Parmi les conditions propices à provoquer l’acidose?: un apport insuffisant en fibres efficaces dans la ration et une quantité trop élevée de glucides rapidement fermentescibles, comme l’amidon. Les paramètres de régie ont aussi un impact puisque les résultats de l’étude montrent qu’une régie associée à l’utilisation d’un robot de traite et la présence d’ensilage de maïs dans la ration était associée à un pH ruminal plus faible et à de plus grands risques d’acidose ruminale subclinique. L’ajout de suppléments pour augmenter l’efficacité énergétique était plutôt lié à un pH supérieur, donc moins de risque d’acidose.

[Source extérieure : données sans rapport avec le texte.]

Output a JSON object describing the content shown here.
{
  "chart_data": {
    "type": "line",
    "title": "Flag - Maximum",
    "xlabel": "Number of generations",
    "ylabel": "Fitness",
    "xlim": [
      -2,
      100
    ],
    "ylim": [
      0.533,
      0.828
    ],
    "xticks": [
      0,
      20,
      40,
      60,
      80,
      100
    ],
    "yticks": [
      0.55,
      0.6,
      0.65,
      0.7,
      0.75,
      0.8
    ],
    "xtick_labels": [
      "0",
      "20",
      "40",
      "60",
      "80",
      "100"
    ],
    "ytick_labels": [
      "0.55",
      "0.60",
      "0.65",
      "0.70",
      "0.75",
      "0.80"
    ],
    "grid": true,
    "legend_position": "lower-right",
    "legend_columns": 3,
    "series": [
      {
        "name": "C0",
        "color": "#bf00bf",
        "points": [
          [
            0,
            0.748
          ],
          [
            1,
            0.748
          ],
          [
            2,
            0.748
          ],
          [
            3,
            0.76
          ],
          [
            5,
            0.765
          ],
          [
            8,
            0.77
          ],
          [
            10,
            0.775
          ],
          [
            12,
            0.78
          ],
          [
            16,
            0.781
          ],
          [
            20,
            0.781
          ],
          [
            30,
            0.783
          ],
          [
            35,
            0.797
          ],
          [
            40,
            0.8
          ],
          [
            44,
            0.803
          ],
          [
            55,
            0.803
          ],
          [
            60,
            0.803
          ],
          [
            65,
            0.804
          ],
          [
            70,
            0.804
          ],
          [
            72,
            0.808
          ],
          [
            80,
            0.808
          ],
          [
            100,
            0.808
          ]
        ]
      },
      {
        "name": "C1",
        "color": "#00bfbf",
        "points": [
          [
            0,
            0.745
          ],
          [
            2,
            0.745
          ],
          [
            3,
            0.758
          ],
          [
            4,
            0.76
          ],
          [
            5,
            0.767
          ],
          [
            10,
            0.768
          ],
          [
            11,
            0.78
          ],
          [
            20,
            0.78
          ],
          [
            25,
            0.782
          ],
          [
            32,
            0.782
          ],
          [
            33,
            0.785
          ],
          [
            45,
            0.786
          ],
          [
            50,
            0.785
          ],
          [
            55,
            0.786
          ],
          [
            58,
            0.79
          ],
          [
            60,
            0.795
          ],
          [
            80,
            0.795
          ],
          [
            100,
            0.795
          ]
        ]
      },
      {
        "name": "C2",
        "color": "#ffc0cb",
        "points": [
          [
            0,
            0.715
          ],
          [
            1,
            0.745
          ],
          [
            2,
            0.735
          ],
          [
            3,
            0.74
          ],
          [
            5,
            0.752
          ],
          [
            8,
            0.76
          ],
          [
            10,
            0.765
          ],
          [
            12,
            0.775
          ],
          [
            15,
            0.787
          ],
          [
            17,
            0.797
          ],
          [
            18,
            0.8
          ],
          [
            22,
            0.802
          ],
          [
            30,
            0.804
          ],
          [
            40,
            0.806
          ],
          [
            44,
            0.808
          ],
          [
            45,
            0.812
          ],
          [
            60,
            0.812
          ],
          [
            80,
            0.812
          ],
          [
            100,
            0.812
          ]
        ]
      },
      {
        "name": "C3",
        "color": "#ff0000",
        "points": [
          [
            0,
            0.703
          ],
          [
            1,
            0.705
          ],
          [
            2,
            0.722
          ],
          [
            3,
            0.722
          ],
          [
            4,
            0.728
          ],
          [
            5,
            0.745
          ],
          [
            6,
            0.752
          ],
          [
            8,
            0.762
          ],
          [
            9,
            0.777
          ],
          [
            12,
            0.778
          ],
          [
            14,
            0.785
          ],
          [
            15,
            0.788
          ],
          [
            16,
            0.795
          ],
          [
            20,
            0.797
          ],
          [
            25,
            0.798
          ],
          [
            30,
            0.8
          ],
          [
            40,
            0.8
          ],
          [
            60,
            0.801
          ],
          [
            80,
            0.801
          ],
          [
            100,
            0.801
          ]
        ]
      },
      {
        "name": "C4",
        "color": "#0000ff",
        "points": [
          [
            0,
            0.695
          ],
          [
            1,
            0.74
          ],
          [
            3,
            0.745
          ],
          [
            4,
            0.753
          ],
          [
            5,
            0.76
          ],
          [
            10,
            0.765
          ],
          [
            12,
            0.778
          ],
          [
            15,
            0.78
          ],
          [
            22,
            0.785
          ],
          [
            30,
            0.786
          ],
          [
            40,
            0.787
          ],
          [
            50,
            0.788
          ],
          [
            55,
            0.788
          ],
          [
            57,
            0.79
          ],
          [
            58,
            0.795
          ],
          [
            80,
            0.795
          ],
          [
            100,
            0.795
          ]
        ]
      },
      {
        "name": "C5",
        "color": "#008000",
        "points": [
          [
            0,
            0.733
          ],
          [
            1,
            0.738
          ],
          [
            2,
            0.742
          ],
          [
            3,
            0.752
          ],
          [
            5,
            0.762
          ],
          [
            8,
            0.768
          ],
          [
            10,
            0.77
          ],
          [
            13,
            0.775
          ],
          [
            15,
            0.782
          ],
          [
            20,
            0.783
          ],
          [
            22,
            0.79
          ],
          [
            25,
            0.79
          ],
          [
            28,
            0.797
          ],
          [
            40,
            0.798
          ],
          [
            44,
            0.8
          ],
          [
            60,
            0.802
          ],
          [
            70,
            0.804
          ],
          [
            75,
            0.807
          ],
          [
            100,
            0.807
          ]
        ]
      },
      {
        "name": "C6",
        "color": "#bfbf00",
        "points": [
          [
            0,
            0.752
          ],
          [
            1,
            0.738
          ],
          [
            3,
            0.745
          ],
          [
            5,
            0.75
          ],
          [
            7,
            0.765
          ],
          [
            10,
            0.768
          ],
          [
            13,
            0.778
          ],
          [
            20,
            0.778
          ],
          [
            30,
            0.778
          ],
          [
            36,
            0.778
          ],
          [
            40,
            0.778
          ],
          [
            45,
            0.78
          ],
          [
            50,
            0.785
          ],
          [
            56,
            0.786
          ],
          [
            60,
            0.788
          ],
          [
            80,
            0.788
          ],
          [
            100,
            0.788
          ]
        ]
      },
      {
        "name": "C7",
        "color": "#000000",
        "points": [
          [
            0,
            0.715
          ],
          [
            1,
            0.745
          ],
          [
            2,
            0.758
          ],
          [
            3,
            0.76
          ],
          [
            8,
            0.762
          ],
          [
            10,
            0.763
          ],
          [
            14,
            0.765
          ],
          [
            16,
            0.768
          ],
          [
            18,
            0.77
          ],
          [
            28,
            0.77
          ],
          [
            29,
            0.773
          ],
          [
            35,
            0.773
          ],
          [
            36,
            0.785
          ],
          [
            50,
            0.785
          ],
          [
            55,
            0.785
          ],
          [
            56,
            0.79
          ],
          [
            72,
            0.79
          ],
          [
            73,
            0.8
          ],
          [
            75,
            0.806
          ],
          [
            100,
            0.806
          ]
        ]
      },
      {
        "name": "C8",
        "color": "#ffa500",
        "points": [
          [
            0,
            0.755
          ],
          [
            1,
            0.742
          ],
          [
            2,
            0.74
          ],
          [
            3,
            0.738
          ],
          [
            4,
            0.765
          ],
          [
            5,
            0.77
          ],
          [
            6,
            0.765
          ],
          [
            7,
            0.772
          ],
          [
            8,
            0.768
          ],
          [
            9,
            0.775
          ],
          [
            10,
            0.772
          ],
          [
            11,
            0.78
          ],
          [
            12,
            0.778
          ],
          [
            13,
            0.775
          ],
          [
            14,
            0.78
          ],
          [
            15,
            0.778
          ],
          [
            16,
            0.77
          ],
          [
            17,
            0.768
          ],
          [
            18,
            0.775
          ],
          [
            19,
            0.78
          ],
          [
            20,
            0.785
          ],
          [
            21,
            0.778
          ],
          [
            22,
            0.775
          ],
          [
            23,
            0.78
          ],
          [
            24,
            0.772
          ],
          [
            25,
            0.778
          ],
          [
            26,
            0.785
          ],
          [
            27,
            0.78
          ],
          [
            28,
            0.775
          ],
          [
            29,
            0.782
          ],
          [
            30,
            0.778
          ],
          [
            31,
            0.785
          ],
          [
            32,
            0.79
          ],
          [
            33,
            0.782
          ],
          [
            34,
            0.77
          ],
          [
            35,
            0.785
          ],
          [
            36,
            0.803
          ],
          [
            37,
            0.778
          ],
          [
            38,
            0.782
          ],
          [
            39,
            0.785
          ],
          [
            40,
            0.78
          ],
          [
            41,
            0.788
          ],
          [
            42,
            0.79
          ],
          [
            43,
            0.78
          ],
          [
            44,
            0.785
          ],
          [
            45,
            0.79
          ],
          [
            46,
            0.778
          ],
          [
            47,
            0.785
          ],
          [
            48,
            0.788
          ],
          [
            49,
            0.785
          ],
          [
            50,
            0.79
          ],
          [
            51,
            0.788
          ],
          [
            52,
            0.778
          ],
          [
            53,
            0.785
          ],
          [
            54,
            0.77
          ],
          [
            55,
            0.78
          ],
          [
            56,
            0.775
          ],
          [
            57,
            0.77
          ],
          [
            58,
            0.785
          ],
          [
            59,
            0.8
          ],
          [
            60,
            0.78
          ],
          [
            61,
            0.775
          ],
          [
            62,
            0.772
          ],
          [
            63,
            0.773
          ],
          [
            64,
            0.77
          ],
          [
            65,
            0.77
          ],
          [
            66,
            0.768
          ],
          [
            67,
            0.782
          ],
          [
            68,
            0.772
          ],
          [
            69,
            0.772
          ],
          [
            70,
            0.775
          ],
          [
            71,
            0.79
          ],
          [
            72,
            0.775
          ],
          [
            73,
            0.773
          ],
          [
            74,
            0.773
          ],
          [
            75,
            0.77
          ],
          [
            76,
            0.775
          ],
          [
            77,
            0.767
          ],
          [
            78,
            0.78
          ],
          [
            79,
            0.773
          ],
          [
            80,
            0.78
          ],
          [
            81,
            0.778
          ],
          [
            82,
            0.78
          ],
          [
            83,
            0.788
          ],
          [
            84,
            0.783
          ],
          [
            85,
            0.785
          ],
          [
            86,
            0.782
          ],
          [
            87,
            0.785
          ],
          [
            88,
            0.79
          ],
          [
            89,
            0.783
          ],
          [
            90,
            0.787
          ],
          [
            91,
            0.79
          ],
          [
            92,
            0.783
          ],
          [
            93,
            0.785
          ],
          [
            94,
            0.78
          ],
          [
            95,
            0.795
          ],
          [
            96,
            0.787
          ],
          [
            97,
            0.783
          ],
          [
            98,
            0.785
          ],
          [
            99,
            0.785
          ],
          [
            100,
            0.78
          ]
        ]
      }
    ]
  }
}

Un constat intéressant de l’étude est la grande variabilité au niveau du pH ruminal des vaches. En effet, les résultats montrent que les vaches soumises à la même régie et recevant la même alimentation présentent des pH moyens du rumen très différents. Dans une même ferme, certains animaux souffrent d’acidose ruminale chronique alors que d’autres n’en sont jamais affectées. L’analyse des chercheurs suggère que le principal déterminant du pH ruminal serait donc l’animal : sa génétique, le développement des papilles du rumen, sa microflore ruminale et son comportement alimentaire.
Prédire l’acidose
Le modèle construit par l’équipe de recherche utilise les échantillons de lait pour prédire le pH ruminal. Grâce à l’intelligence artificielle, ce modèle peut prédire les journées d’acidose avec une précision de 71% pour le moment.
L’équipe tente maintenant d’affiner les modèles afin d’augmenter la précision des prédictions et ultimement fournir aux producteurs un outil efficace, fiable et robuste pour suivre la santé de leur troupeau.